6 Tahun Terbengkalai, Kasus Mafia Tanah di Batola Seret Oknum Kades Aktif
Kuasa hukum , Enis Sukmawati dari Kantor Hukum Nenggala Alugoro bersama Sofyan Hutapea di Polres Batola Polda kalsel
Kasus ini dilaporkan oleh Sofyan Hutapea dengan nomor LP/95/IX/2019/Kalsel/Res Batola. Dalam laporannya, Sofyan menyebut adanya pemalsuan dokumen dan penyerobotan lahan seluas 1.000 meter persegi yang telah bersertifikat atas namanya sejak 2005. Namun pada 2017, muncul sertifikat baru di atas lahan yang sama.
Dua orang telah ditetapkan sebagai tersangka: Jusriyan dan Abdul Kadir. Namun hingga kini hanya berkas Jusriyan yang dilimpahkan ke Jaksa Penuntut Umum (JPU) pada Desember 2019. Berkas Abdul Kadir mandek tanpa kejelasan.
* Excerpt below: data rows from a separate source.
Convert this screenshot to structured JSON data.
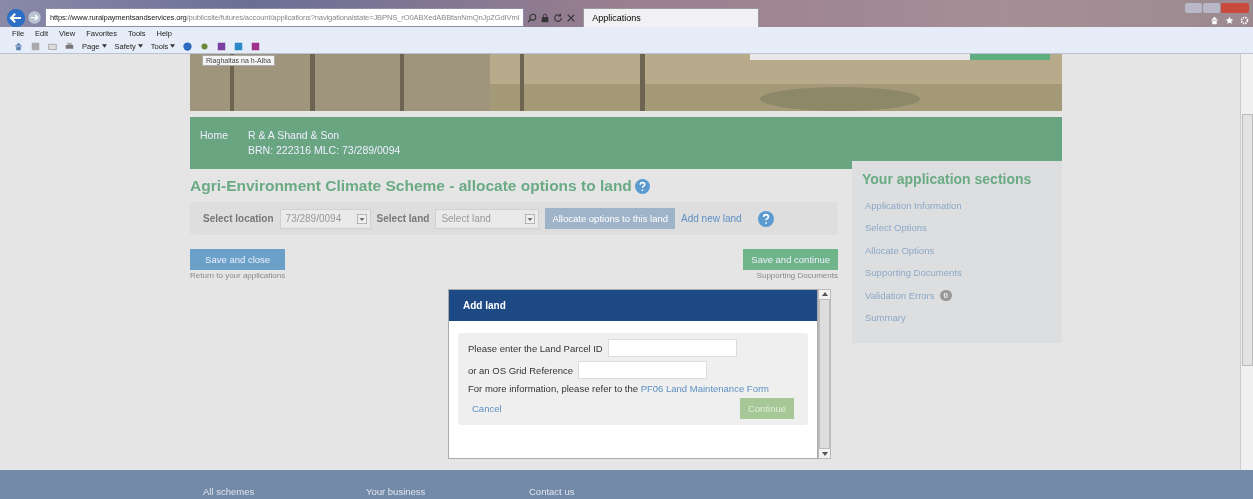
{
  "browser": {
    "address_host": "https://www.ruralpaymentsandservices.org",
    "address_path": "/publicsite/futures/account/applications?navigationalstate=JBPNS_rO0ABXedABBfanNmQnJpZGdIVml",
    "tab": {
      "title": "Applications"
    },
    "menu": [
      "File",
      "Edit",
      "View",
      "Favorites",
      "Tools",
      "Help"
    ],
    "commands": [
      "Page",
      "Safety",
      "Tools"
    ]
  },
  "banner": {
    "tooltip": "Riaghaltas na h-Alba"
  },
  "breadcrumb": {
    "home": "Home",
    "business_name": "R & A Shand & Son",
    "business_ids": "BRN: 222316 MLC: 73/289/0094"
  },
  "page_title": "Agri-Environment Climate Scheme - allocate options to land",
  "toolbar": {
    "location_label": "Select location",
    "location_value": "73/289/0094",
    "land_label": "Select land",
    "land_placeholder": "Select land",
    "allocate_button": {
      "label": "Allocate options to this land",
      "disabled": true
    },
    "add_land_link": "Add new land"
  },
  "actions": {
    "save_close": {
      "label": "Save and close",
      "caption": "Return to your applications"
    },
    "save_continue": {
      "label": "Save and continue",
      "caption": "Supporting Documents"
    }
  },
  "sidebar": {
    "title": "Your application sections",
    "items": [
      {
        "label": "Application Information"
      },
      {
        "label": "Select Options"
      },
      {
        "label": "Allocate Options"
      },
      {
        "label": "Supporting Documents"
      },
      {
        "label": "Validation Errors",
        "badge": "0"
      },
      {
        "label": "Summary"
      }
    ]
  },
  "dialog": {
    "title": "Add land",
    "parcel_label": "Please enter the Land Parcel ID",
    "grid_label": "or an OS Grid Reference",
    "info_text": "For more information, please refer to the",
    "info_link": "PF06 Land Maintenance Form",
    "cancel": "Cancel",
    "continue": {
      "label": "Continue",
      "disabled": true
    }
  },
  "footer": [
    "All schemes",
    "Your business",
    "Contact us"
  ]
}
Kuasa hukum pelapor, Enis Sukmawati dari Kantor Hukum Nenggala Alugoro, menilai lambannya penanganan kasus ini sebagai pelanggaran terhadap prinsip kepastian hukum.
“Kalau memang tidak cukup bukti, semestinya ada SP3. Tapi jika masih berlanjut, klien kami berhak mendapat SP2HP. Sampai sekarang, keduanya tidak ada,” ujar Enis, Senin (15/7/2025).
Lebih mengejutkan, Abdul Kadir yang berstatus tersangka tetap menjabat sebagai Kepala Desa. Padahal, menurut Pasal 18 ayat (1) PP No. 72 Tahun 2005, seorang kepala desa wajib diberhentikan sementara jika berstatus tersangka atas tindak pidana dengan ancaman minimal lima tahun penjara.
“Ini menjadi preseden buruk dalam penegakan hukum. Jangan sampai jabatan dijadikan tameng untuk menghindari proses hukum,” tegas Enis.
Sementara itu, Kasi Humas Polres Batola IPTU Marum saat dikonfirmasi menyebut bahwa kasus tersebut masih dalam tahap pengecekan lebih lanjut oleh pihak kepolisian.
Kuasa hukum korban berharap Polda Kalsel segera membuka kembali penyidikan dan mengambil tindakan tegas. Mereka juga meminta pemerintah pusat dan daerah tidak tinggal diam terhadap praktik mafia tanah yang diduga melibatkan aparat desa.
“Ini bukan sekadar konflik agraria, tapi soal keadilan dan integritas hukum di daerah,” pungkas Enis.